I try to implement Hampel tanh estimators to normalize highly asymmetric data. In order to do this, I need to perform the following calculation:
Given x - a sorted list of numbers and m - the median of x, I need to find a such that approximately 70% of the values in x fall into the range (m-a; m+a). We know nothing about the distribution of values in x. I write in python using numpy, and the best idea that I had is to write some sort of stochastic iterative search (for example, as was described by Solis and Wets), but I suspect that there is a better approach, either in form of better algorithm or as a ready function.
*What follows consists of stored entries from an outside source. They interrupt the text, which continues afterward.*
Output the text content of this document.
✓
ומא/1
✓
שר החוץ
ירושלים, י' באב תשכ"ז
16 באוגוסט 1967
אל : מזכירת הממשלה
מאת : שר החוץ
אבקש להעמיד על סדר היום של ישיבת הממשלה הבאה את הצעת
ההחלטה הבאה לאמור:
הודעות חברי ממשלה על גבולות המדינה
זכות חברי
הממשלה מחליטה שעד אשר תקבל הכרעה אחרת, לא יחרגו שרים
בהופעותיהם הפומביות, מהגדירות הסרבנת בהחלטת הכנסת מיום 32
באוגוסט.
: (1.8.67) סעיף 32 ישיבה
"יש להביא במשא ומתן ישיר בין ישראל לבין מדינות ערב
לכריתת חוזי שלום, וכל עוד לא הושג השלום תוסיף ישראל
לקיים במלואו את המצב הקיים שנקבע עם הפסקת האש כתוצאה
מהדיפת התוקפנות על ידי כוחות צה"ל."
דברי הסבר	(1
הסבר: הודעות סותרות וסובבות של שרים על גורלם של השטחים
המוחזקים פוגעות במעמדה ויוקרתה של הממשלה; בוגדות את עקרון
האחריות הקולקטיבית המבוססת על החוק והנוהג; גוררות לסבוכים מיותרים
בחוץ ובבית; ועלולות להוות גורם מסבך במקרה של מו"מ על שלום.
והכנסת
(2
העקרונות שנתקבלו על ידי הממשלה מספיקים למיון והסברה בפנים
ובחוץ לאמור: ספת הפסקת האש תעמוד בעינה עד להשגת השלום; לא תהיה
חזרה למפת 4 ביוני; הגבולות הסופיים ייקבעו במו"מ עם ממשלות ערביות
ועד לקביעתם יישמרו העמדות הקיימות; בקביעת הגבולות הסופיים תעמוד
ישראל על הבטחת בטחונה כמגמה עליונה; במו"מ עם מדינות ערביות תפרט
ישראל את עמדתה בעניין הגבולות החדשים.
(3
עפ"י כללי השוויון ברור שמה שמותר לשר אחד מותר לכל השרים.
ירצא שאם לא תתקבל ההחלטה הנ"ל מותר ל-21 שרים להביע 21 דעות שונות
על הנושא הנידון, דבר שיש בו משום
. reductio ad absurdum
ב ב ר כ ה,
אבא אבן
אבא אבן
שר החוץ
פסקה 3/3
I searched the numpy and scipy documentation, but couldn't find any useful hint.
EDIT
Seth suggested to use scipy.stats.mstats.trimboth, however in my test for a skewed distribution, this suggestion didn't work:
from scipy.stats.mstats import trimboth
import numpy as np
theList = np.log10(1+np.arange(.1, 100))
theMedian = np.median(theList)
trimmedList = trimboth(theList, proportiontocut=0.15)
a = (trimmedList.max() - trimmedList.min()) * 0.5
#check how many elements fall into the range
sel = (theList > (theMedian - a)) * (theList < (theMedian + a))
print np.sum(sel) / float(len(theList))
The output is 0.79 (~80%, instead of 70)
You need to first symmetrize your distribution by folding all values less than the mean over to the right. Then you can use the standard scipy.stats functions on this one-sided distribution:
from scipy.stats import scoreatpercentile
import numpy as np
theList = np.log10(1+np.arange(.1, 100))
theMedian = np.median(theList)
oneSidedList = theList[:] # copy original list
# fold over to the right all values left of the median
oneSidedList[theList < theMedian] = 2*theMedian - theList[theList < theMedian]
# find the 70th centile of the one-sided distribution
a = scoreatpercentile(oneSidedList, 70) - theMedian
#check how many elements fall into the range
sel = (theList > (theMedian - a)) * (theList < (theMedian + a))
print np.sum(sel) / float(len(theList))
This gives the result of 0.7 as required.